Covid Gran Bretagna, oltre 52mila contagi in 24 ore. Torna la paura, pronte le restrizioni (smart working e mascherine)

Il segretario alla salute Sajid Javid: "A breve possibili 100.000 casi al giorno"

Giovedì 21 Ottobre 2021
Covid Gran Bretagna, oltre 52mila contagi in 24 ore. Torna la paura, pronte le restrizioni (smart working e mascherine)

Covid in Gran Bretagna, oltre 52mila contagi in 24 ore.

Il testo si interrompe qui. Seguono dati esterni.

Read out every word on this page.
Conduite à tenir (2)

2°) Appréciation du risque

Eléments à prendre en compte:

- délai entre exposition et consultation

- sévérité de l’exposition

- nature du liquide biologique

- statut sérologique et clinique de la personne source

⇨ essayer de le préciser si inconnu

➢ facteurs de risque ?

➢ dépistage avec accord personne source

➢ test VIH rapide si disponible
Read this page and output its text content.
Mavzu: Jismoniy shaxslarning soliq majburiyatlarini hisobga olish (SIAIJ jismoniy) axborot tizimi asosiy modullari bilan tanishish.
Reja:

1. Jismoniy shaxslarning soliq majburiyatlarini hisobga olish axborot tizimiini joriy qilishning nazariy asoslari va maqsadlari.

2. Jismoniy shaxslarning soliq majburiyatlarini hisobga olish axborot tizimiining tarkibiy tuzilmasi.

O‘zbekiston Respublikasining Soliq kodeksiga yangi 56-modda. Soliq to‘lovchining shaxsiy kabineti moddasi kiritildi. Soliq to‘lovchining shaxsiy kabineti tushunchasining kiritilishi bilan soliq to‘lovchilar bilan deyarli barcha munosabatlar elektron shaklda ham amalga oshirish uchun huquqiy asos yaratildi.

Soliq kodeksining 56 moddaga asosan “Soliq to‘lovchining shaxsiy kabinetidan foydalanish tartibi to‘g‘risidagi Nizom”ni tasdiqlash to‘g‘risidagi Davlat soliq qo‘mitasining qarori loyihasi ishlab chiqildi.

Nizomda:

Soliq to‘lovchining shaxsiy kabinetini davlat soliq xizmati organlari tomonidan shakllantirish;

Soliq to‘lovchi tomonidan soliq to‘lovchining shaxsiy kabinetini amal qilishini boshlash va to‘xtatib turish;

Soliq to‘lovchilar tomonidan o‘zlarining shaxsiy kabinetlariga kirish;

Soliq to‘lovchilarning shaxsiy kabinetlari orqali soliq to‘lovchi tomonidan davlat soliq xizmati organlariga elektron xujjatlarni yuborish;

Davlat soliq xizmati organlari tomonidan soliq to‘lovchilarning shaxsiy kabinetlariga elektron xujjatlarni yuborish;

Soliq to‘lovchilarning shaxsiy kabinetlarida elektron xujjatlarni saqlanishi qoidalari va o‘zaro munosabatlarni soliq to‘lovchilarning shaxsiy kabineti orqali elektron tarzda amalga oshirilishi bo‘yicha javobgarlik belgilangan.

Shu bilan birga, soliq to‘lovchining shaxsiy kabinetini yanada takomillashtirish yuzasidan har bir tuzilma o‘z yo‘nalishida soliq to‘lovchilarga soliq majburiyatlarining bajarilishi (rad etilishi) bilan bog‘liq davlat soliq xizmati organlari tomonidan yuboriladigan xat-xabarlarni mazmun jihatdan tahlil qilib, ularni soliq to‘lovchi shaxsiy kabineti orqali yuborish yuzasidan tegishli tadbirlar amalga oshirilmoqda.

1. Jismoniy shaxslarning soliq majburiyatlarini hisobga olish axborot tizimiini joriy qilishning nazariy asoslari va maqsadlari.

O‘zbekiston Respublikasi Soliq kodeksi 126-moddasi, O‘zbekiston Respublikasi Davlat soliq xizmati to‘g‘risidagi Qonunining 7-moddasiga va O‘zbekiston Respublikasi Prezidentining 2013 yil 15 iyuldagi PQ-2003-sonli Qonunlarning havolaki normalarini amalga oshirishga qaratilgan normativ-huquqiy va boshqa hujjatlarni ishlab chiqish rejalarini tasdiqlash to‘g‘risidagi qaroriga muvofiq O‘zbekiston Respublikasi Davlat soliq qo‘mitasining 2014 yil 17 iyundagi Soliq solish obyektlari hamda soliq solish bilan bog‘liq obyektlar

Torna la paura nel Paese e sono pronte le restrizioni (smart working e mascherine). Sfondano, dunque, quota 50.000 (52.009 per l'esattezza) i contagi da Covid registrati nel Regno Unito nelle ultime 24 ore, record da luglio quando avevano raggiunto anche i 60.000. Lo certificano i dati ufficiali odierni, che confermano invece come complessivamente sotto il livello di guardia il totale dei ricoveri in ospedale (in leggero aumento da 7.900 a 8.100 circa, ma lontani dai picchi di 39.000 dei mesi scorsi); e segnalano una ridiscesa dei morti a quota 115, contro 179 di ieri, grazie all'effetto barriera attribuito al doppio vaccino somministrato finora nel Paese grossomodo all'80% della popolazione.

I contagi che risalgono, dunque, i vaccini che non bastano e le nuove restrizioni all'orizzonte: in alcune zone della Gran Bretagna sono state introdotte le regole del cosiddetto Piano B”, perché i casi di Covid continuano ad aumentare. La scorsa notte il segretario alla salute Sajid Javid ha avvertito che i casi potrebbero raggiungere i «100.000 al giorno entro i mesi invernali».

 

Gran Bretagna, timori per la risalita dei contagi

 

Le aree che sono state più colpite lo scorso anno dalla pandemia potrebbero essere sottoposte a ulteriori misure restrittive, secondo quanto riportato dal tabloid The Sun. Leicester, Bolton, Luton e Blackburn e Darwen sono tutti pronti per ricevere il supporto dell'Enduring Transmission Area (ETA), Ciò significa una maggiore capacità di test, insieme al supporto del programma vaccinale e una maggiore assistenza al personale della sanità pubblica. Tre aree hanno confermato che riceveranno queste misure supplementari. Altre aree sarebbero in fase di revisione: Bradford, Rochdale, Slough, Bristol, Peterborough, Oldham, Kirklees, Preston, Hartlepool, Tameside, Middlesbrough, Burnley, Ealing, Manchester e Hyndburn. Si ritiene che queste zone - 20 in tutto - siano in una «lista di controllo», con gli esperti che tengono d'occhio i crescenti tassi di infezione.

 

 

Le misure del Piano B proposte dal governo potrebbero includere anche un ordine di smart working e un ritorno all'uso obbligatorio della mascherina. Ieri sera la British Medical Association (BMA) ha accusato il governo di essere «intenzionalmente negligente» per non aver introdotto il Piano B. «La vita non è tornata alla normalità, penso che tutti possano vederlo, perché la pandemia è ancora qui», ha detto Javid. Le cosiddette restrizioni del Piano B, comprese le mascherine e il lavoro da casa, verrebbero utilizzate solo se i casi sfuggissero al controllo e il programma dei vaccino di richiamo fallisse. Tuttavia, alcuni funzionari del Gabinetto stanno discutendo proposte che potrebbero far parte di un potenziale Piano C (misure ancora più dure).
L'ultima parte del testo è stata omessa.